Fred Roeder is Managing Director and a health economist. Bill Wirtz is a Senior Policy Analyst. Both work at the Consumer Choice Center in Washington DC.
When it comes to access to life-changing new medicines, the UK is becoming increasingly isolated and not in a good way.
Patients here face a rigid system that denies them options available in other universal health systems.
In June, NICE rejected two breakthrough Alzheimer’s drugs already approved in Britain and used abroad.
Not because they failed clinically, but because their cost per QALY, “quality-adjusted life year, exceeded NICE’s affordability threshold. That threshold, £30,000 per QALY, hasn’t changed since 1999. If simply updated for inflation, it would be over £50,000 today.
Unlike France or Germany, patients here cannot contribute towards treatment if the NHS says no. In those countries, patients can use co-insurance or top-ups. In Australia, they can make co-payments.
These mechanisms keep universality intact while giving patients more choice.
Britain, by contrast, offers an all-or-nothing deal. If NICE declines, your only option is to go fully private and lose NHS support entirely. Families are forced into impossible decisions: abandon a promising drug, or shoulder crushing costs.
Worse, NICE’s models routinely overlook long-term savings such as delayed entry into care homes, reduced carer burden, or prolonged independence. Because these benefits are hard to model, they are often ignored. But ignoring them doesn’t make them less real.
Treating illness before it escalates is both compassionate and fiscally responsible.
Ministers have promised to review value-for-money rules after Brexit.
That’s welcome.
But tweaking the numbers won’t fix a system that is structurally outdated.
The UK has shown ambition elsewhere: the MHRA’s fast-track approvals have been hailed as proof Britain can lead in innovation. Yet what’s the point of approving new treatments if NICE won’t fund them and more importantly patients aren’t allowed to co-fund access themselves?
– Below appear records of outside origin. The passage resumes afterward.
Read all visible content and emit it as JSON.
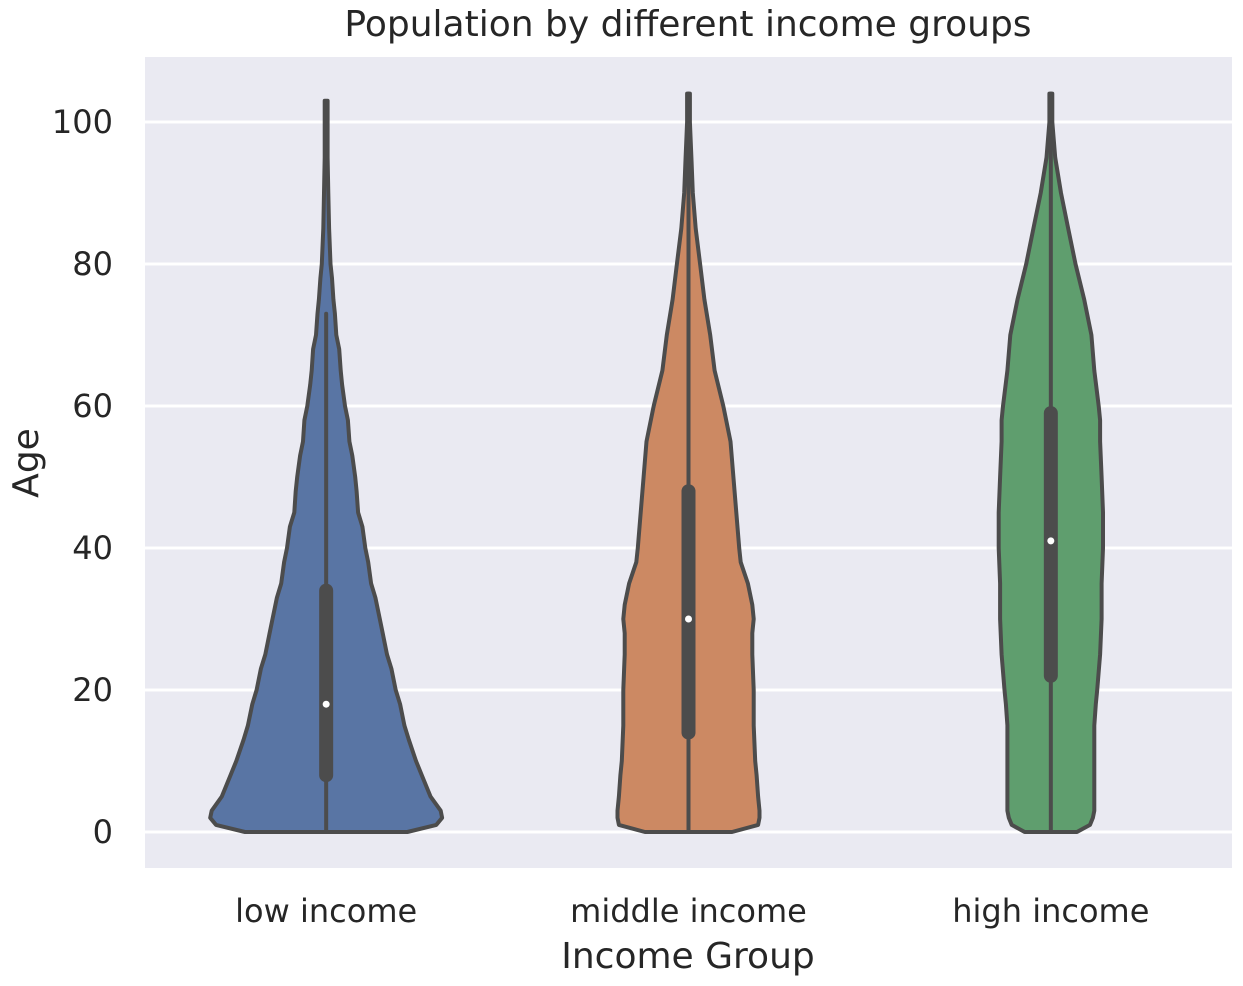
{
  "chart_data": {
    "type": "violin",
    "title": "Population by different income groups",
    "xlabel": "Income Group",
    "ylabel": "Age",
    "categories": [
      "low income",
      "middle income",
      "high income"
    ],
    "colors": [
      "#5975a4",
      "#cc8963",
      "#5f9e6e"
    ],
    "ylim": [
      -5,
      109
    ],
    "yticks": [
      0,
      20,
      40,
      60,
      80,
      100
    ],
    "grid": true,
    "background": "#eaeaf2",
    "series": [
      {
        "min": 0,
        "max": 103,
        "q1": 8,
        "median": 18,
        "q3": 34,
        "whisker_low": 0,
        "whisker_high": 73,
        "profile": [
          [
            0,
            0.56
          ],
          [
            1,
            0.76
          ],
          [
            2,
            0.8
          ],
          [
            3,
            0.79
          ],
          [
            5,
            0.72
          ],
          [
            8,
            0.66
          ],
          [
            10,
            0.62
          ],
          [
            13,
            0.57
          ],
          [
            15,
            0.54
          ],
          [
            18,
            0.51
          ],
          [
            20,
            0.48
          ],
          [
            23,
            0.45
          ],
          [
            25,
            0.42
          ],
          [
            28,
            0.39
          ],
          [
            30,
            0.37
          ],
          [
            33,
            0.34
          ],
          [
            35,
            0.31
          ],
          [
            38,
            0.29
          ],
          [
            40,
            0.27
          ],
          [
            43,
            0.25
          ],
          [
            45,
            0.22
          ],
          [
            48,
            0.21
          ],
          [
            50,
            0.2
          ],
          [
            53,
            0.18
          ],
          [
            55,
            0.16
          ],
          [
            58,
            0.15
          ],
          [
            60,
            0.13
          ],
          [
            63,
            0.11
          ],
          [
            65,
            0.1
          ],
          [
            68,
            0.09
          ],
          [
            70,
            0.07
          ],
          [
            73,
            0.06
          ],
          [
            75,
            0.05
          ],
          [
            78,
            0.04
          ],
          [
            80,
            0.03
          ],
          [
            85,
            0.02
          ],
          [
            90,
            0.015
          ],
          [
            95,
            0.01
          ],
          [
            103,
            0.01
          ]
        ]
      },
      {
        "min": 0,
        "max": 104,
        "q1": 14,
        "median": 30,
        "q3": 48,
        "whisker_low": 0,
        "whisker_high": 104,
        "profile": [
          [
            0,
            0.3
          ],
          [
            1,
            0.48
          ],
          [
            2,
            0.49
          ],
          [
            3,
            0.49
          ],
          [
            5,
            0.48
          ],
          [
            8,
            0.47
          ],
          [
            10,
            0.46
          ],
          [
            15,
            0.45
          ],
          [
            20,
            0.45
          ],
          [
            25,
            0.44
          ],
          [
            28,
            0.44
          ],
          [
            30,
            0.45
          ],
          [
            32,
            0.44
          ],
          [
            35,
            0.41
          ],
          [
            38,
            0.36
          ],
          [
            40,
            0.35
          ],
          [
            45,
            0.33
          ],
          [
            50,
            0.31
          ],
          [
            55,
            0.29
          ],
          [
            60,
            0.24
          ],
          [
            65,
            0.18
          ],
          [
            70,
            0.15
          ],
          [
            75,
            0.11
          ],
          [
            80,
            0.08
          ],
          [
            85,
            0.05
          ],
          [
            90,
            0.03
          ],
          [
            95,
            0.02
          ],
          [
            100,
            0.01
          ],
          [
            104,
            0.01
          ]
        ]
      },
      {
        "min": 0,
        "max": 104,
        "q1": 22,
        "median": 41,
        "q3": 59,
        "whisker_low": 0,
        "whisker_high": 104,
        "profile": [
          [
            0,
            0.18
          ],
          [
            1,
            0.27
          ],
          [
            2,
            0.29
          ],
          [
            3,
            0.3
          ],
          [
            5,
            0.3
          ],
          [
            10,
            0.3
          ],
          [
            15,
            0.3
          ],
          [
            18,
            0.31
          ],
          [
            20,
            0.32
          ],
          [
            25,
            0.34
          ],
          [
            30,
            0.35
          ],
          [
            35,
            0.35
          ],
          [
            40,
            0.36
          ],
          [
            45,
            0.36
          ],
          [
            50,
            0.35
          ],
          [
            55,
            0.34
          ],
          [
            58,
            0.34
          ],
          [
            60,
            0.33
          ],
          [
            65,
            0.3
          ],
          [
            70,
            0.28
          ],
          [
            75,
            0.23
          ],
          [
            80,
            0.17
          ],
          [
            85,
            0.12
          ],
          [
            90,
            0.07
          ],
          [
            95,
            0.03
          ],
          [
            100,
            0.01
          ],
          [
            104,
            0.01
          ]
        ]
      }
    ]
  }
}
Critics will cry foul about creating a “two-tier system”. But let’s be honest: one already exists. Wealthier patients pay privately or go abroad. Everyone else goes without. A structured, transparent co-insurance option would make the system more equitable, not less.
This is not about importing American healthcare.
It’s about following the example of successful universal systems across Europe, where public guarantees are preserved but patients are not blocked from exercising choice. Public and private elements coexist not in conflict, but in support.
Politically, reform would be popular. Families want more say in their care, especially when facing devastating illnesses. And a system that balances fairness with flexibility would strengthen, not weaken, public confidence in the NHS.
The government has an opportunity here: to back patients, support innovation, and ensure the UK remains globally competitive in life sciences. Updating NICE’s thresholds and introducing co-funding would not undermine the NHS’s founding principle, rather modernise it.
At present, our system is rigid, penny-wise, and blind to patient realities. It is time to stop rationing by spreadsheet and start treating people as individuals with agency, dignity, and the right to hope.